当然,我还是顾不得晕船的危险,用望远镜扫视着海面,希望能看到更多康氏矮海豚。这种配色类似熊猫的海豚,长着圆润的背鳍,它们跃出水面的时候,真是能让人心里一酥啊。
出发之前,我在火地岛上吃了达尔文当年描述的“恶魔果实”——生于南青冈属树干上的达氏瘿果盘菌子实体,不知该期待有什么特殊能力出现呢。
我曾在南极半岛的雪坡上拍到过一只相信自己能飞翔的巴布亚企鹅。而此行我更期待前方目的地:福克兰群岛和南乔治亚岛。那里的王企鹅,尤其是它的猕猴桃宝宝是大家的公认的萌物。我是抱着2017年《物种日历》开启这段旅程的,虽然是“有萌自远方来,不亦乐乎”,我偏偏是想“到远方去”,亲眼看看它们的风采。

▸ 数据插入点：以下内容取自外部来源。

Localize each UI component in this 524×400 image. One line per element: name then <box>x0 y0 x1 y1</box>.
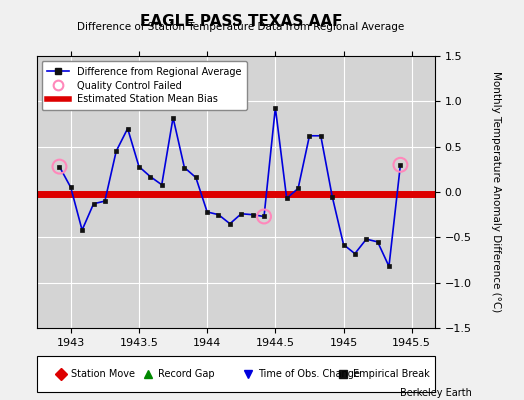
Text: EAGLE PASS TEXAS AAF: EAGLE PASS TEXAS AAF <box>140 14 342 29</box>
Legend: Difference from Regional Average, Quality Control Failed, Estimated Station Mean: Difference from Regional Average, Qualit… <box>41 61 247 110</box>
Point <box>396 162 405 168</box>
Text: Station Move: Station Move <box>71 369 135 379</box>
Text: Time of Obs. Change: Time of Obs. Change <box>258 369 359 379</box>
FancyBboxPatch shape <box>37 356 435 392</box>
Point <box>260 213 268 220</box>
Point <box>55 164 63 170</box>
Y-axis label: Monthly Temperature Anomaly Difference (°C): Monthly Temperature Anomaly Difference (… <box>491 71 501 313</box>
Text: Difference of Station Temperature Data from Regional Average: Difference of Station Temperature Data f… <box>78 22 405 32</box>
Text: Berkeley Earth: Berkeley Earth <box>400 388 472 398</box>
Text: Empirical Break: Empirical Break <box>353 369 430 379</box>
Text: Record Gap: Record Gap <box>158 369 215 379</box>
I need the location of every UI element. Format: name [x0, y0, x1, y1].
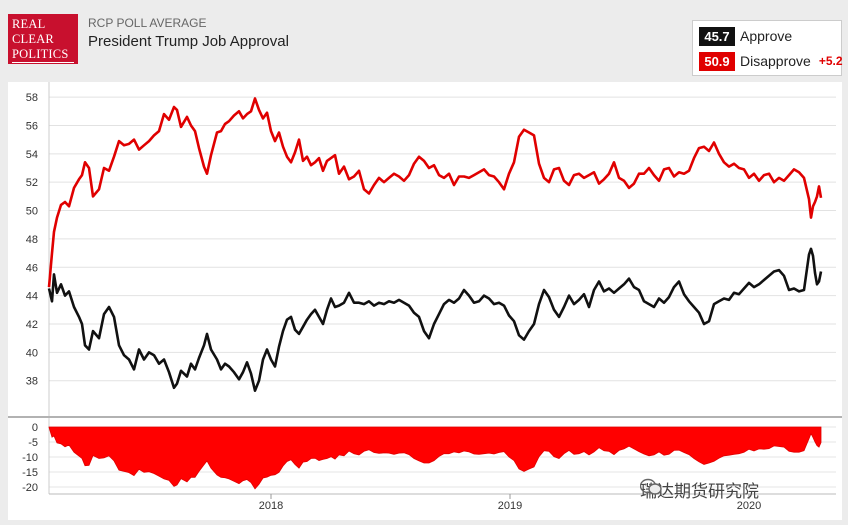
y-tick-label: 50 — [26, 206, 38, 218]
spread-area — [48, 426, 822, 490]
y-tick-label: 54 — [26, 149, 38, 161]
y-tick-label: 46 — [26, 262, 38, 274]
x-tick-label: 2020 — [737, 500, 761, 512]
wechat-icon — [640, 478, 662, 495]
y-tick-label: 48 — [26, 234, 38, 246]
y-tick-label: 58 — [26, 92, 38, 104]
poll-average-eyebrow: RCP POLL AVERAGE — [88, 16, 207, 30]
disapprove-value: 50.9 — [699, 51, 735, 71]
y-tick-label: 42 — [26, 319, 38, 331]
spread-y-tick-label: -10 — [22, 452, 38, 464]
y-tick-label: 56 — [26, 120, 38, 132]
series-line-approve — [47, 247, 823, 392]
y-tick-label: 38 — [26, 376, 38, 388]
legend-disapprove[interactable]: 50.9 Disapprove +5.2 — [699, 51, 843, 71]
approve-label: Approve — [740, 28, 793, 44]
watermark: 瑞达期货研究院 — [640, 478, 759, 502]
spread-y-tick-label: -5 — [28, 437, 38, 449]
legend-box: 45.7 Approve 50.9 Disapprove +5.2 — [692, 20, 843, 76]
y-tick-label: 44 — [26, 291, 38, 303]
spread-value: +5.2 — [818, 54, 843, 68]
chart-svg[interactable]: 38 40 42 44 46 48 50 52 54 56 58 0 -5 -10 -15 -20 2018 20… — [8, 82, 842, 520]
chart-title: President Trump Job Approval — [88, 33, 289, 50]
y-tick-label: 52 — [26, 177, 38, 189]
logo-line-2: CLEAR — [12, 32, 54, 46]
x-tick-label: 2019 — [498, 500, 522, 512]
logo-line-1: REAL — [12, 17, 46, 31]
y-tick-label: 40 — [26, 347, 38, 359]
approve-value: 45.7 — [699, 26, 735, 46]
legend-approve[interactable]: 45.7 Approve — [699, 26, 792, 46]
chart-area[interactable]: 38 40 42 44 46 48 50 52 54 56 58 0 -5 -10 -15 -20 2018 20… — [8, 82, 842, 520]
series-line-disapprove — [47, 97, 823, 288]
spread-y-tick-label: 0 — [32, 422, 38, 434]
watermark-text: 瑞达期货研究院 — [640, 481, 759, 502]
logo-line-3: POLITICS — [12, 47, 74, 63]
spread-y-tick-label: -20 — [22, 482, 38, 494]
disapprove-label: Disapprove — [740, 53, 811, 69]
x-tick-label: 2018 — [259, 500, 283, 512]
chart-header: REAL CLEAR POLITICS RCP POLL AVERAGE Pre… — [0, 0, 848, 82]
realclearpolitics-logo[interactable]: REAL CLEAR POLITICS — [8, 14, 78, 64]
spread-y-tick-label: -15 — [22, 467, 38, 479]
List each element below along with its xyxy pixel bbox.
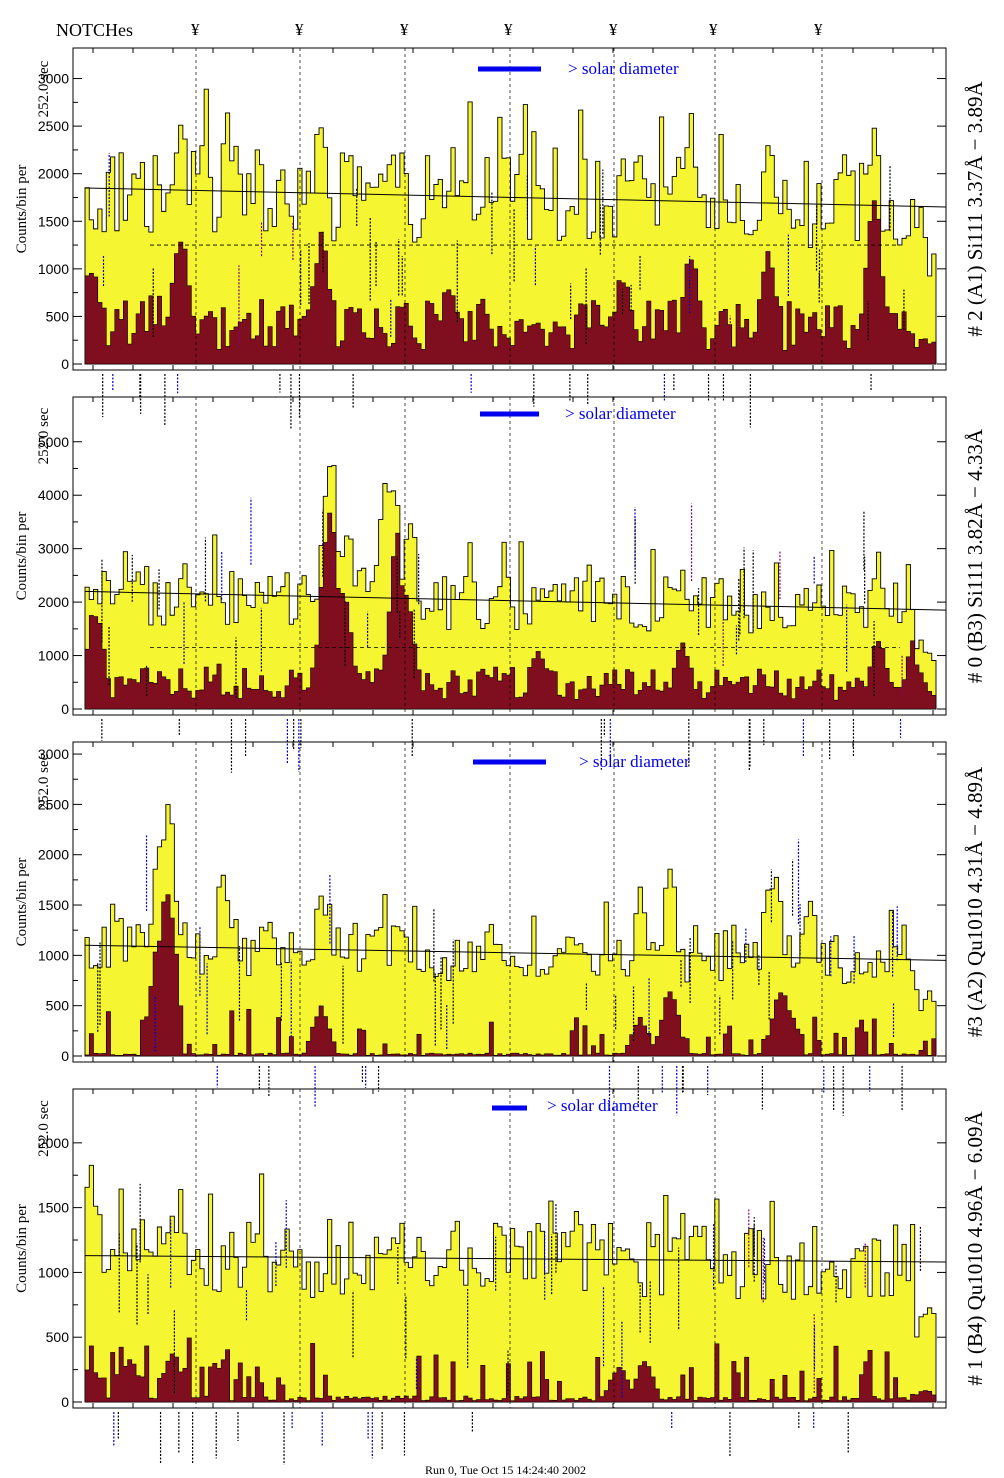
baseline-trend-line [84, 590, 947, 611]
y-tick-label: 3000 [38, 746, 69, 762]
y-tick-label: 4000 [38, 487, 69, 503]
panel-title: # 1 (B4) Qu1010 4.96Å − 6.09Å [963, 1111, 987, 1386]
y-tick-label: 0 [61, 701, 69, 717]
y-axis-time-label: 252.0 sec [36, 60, 52, 117]
y-axis-label: Counts/bin per [14, 165, 30, 254]
y-tick-label: 2500 [38, 118, 69, 134]
run-footer: Run 0, Tue Oct 15 14:24:40 2002 [425, 1463, 587, 1477]
notch-marker: ¥ [400, 20, 409, 39]
y-tick-label: 1500 [38, 213, 69, 229]
dark-counts-histogram [84, 200, 937, 365]
plot-frame [72, 741, 947, 1063]
notch-marker: ¥ [814, 20, 823, 39]
notches-label: NOTCHes [56, 20, 133, 40]
y-tick-label: 2500 [38, 796, 69, 812]
y-tick-label: 2000 [38, 594, 69, 610]
baseline-trend-line [84, 1255, 947, 1263]
plot-frame [72, 396, 947, 716]
plot-frame [72, 1088, 947, 1409]
y-tick-label: 5000 [38, 434, 69, 450]
y-axis-label: Counts/bin per [14, 1204, 30, 1293]
total-counts-histogram [84, 88, 937, 365]
solar-diameter-label: > solar diameter [579, 752, 690, 771]
y-tick-label: 1500 [38, 897, 69, 913]
y-tick-label: 2000 [38, 166, 69, 182]
total-counts-histogram [84, 804, 937, 1057]
y-tick-label: 500 [46, 1329, 70, 1345]
y-tick-label: 0 [61, 1048, 69, 1064]
dark-counts-histogram [84, 512, 937, 710]
y-tick-label: 1000 [38, 261, 69, 277]
y-tick-label: 3000 [38, 71, 69, 87]
y-tick-label: 0 [61, 1394, 69, 1410]
solar-diameter-label: > solar diameter [547, 1096, 658, 1115]
total-counts-histogram [84, 1164, 937, 1403]
y-tick-label: 1500 [38, 1200, 69, 1216]
baseline-trend-line [84, 944, 947, 961]
chart-panel: 0 1000 2000 3000 4000 5000 Counts/bin per 252.0… [14, 396, 987, 773]
y-tick-label: 2000 [38, 1135, 69, 1151]
baseline-trend-line [84, 187, 947, 208]
y-tick-label: 500 [46, 308, 70, 324]
y-tick-label: 1000 [38, 1264, 69, 1280]
notch-marker: ¥ [709, 20, 718, 39]
dark-counts-histogram [84, 894, 937, 1057]
panel-title: # 2 (A1) Si111 3.37Å − 3.89Å [963, 81, 987, 337]
y-tick-label: 1000 [38, 947, 69, 963]
y-tick-label: 500 [46, 998, 70, 1014]
y-axis-time-label: 252.0 sec [36, 1100, 52, 1157]
y-tick-label: 1000 [38, 648, 69, 664]
y-axis-label: Counts/bin per [14, 512, 30, 601]
dark-counts-histogram [84, 1337, 937, 1403]
notch-marker: ¥ [295, 20, 304, 39]
y-tick-label: 2000 [38, 847, 69, 863]
notch-marker: ¥ [191, 20, 200, 39]
chart-panel: 0 500 1000 1500 2000 2500 3000 Counts/bin per 25… [14, 47, 987, 429]
panel-title: # 0 (B3) Si111 3.82Å − 4.33Å [963, 428, 987, 683]
plot-frame [72, 47, 947, 371]
solar-diameter-label: > solar diameter [565, 404, 676, 423]
notch-marker: ¥ [504, 20, 513, 39]
y-tick-label: 0 [61, 356, 69, 372]
panel-title: #3 (A2) Qu1010 4.31Å − 4.89Å [963, 766, 987, 1037]
chart-panel: 0 500 1000 1500 2000 Counts/bin per 252.0 sec #… [14, 1088, 987, 1465]
y-axis-time-label: 252.0 sec [36, 407, 52, 464]
chart-panel: 0 500 1000 1500 2000 2500 3000 Counts/bin per 25… [14, 741, 987, 1116]
y-tick-label: 3000 [38, 541, 69, 557]
y-axis-label: Counts/bin per [14, 858, 30, 947]
notch-marker: ¥ [609, 20, 618, 39]
y-axis-time-label: 252.0 sec [36, 753, 52, 810]
solar-diameter-label: > solar diameter [568, 59, 679, 78]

达尔文当年路过这里时,发现许多大型动物都不怎么怕人。在他用地质锤采集的标本里(是的,达尔文其实也是地质学家),包括一只被锤中头部的福克兰狐。今天,我不能有幸再看到这么天真地想要亲近人类的野生动物,福克兰狐如达氏预言的那样,在他离去之后几十年内就被后来的人们猎杀到灭绝——这并不是萌的过错。
在亚马逊河流域,邂逅树懒。那是四年前的五月,亚马逊河的雨季刚刚到达尾声,巴西亚马逊州首府玛瑙斯的街道被暴涨的河水侵入,俨然成了威尼斯。到达那里后的第一觉醒来,我望向酒店窗外:临近的树上就有那么一只二趾树懒,它也正好在眯着眼看我。
几天后的早上,我们在上游的卡宾尼亚湖(Lago Capinha)边乘着小舟接近河岸雨林的树冠:由于水位很高,半球形的树冠们都像一个个馒头一样散落水面,而树上附生的兰科和凤梨科植物就像挺水植物一样经过我们的船边。
在那片雨林里,可以近距离接触的动物还有小镇里和孩子们一起玩耍的水豚,以及河边找人类要吃的亚马逊河豚。水豚大概是这世界上脾气最好的动物,天生一脸温良,别的动物都挤在它身上了它也毫不介意。
加拉帕戈斯,梦中的目的地。且把哀伤打住,看着眼前的贝格尔海峡,想到当年达尔文穿过这里到达南美西岸后,发现了另一片动物天堂。至今,那里的动物还基本上还保持着不畏惧人类的天性并且继续存活着。
啊,加拉帕戈斯,十三种萌萌的达尔文雀、一度有十五个亚种的加拉帕戈斯象龟——在这片厄瓜多尔国家公园、世界遗产、演化学胜地、世界上最棒的小岛,太多的传奇,在呼唤着我。
所以,吃下达氏瘿果盘菌这个恶魔果实获得的能力,大概就是想要走遍各地萌物的家,以求格物致知的好奇心,不然谁要去吃长得那么奇怪的蘑菇。感谢达尔文先生告知这个蘑菇没毒,其实在野外随便吃蘑菇是危险动作,切勿模仿。
至于这份好奇心有什么用,我也不太清楚,反正《物种起源》是当年最畅销的书,就是这样。每天看着《物种日历》上萌物的你,不如像我一样,踏上征途,亲眼看看它们?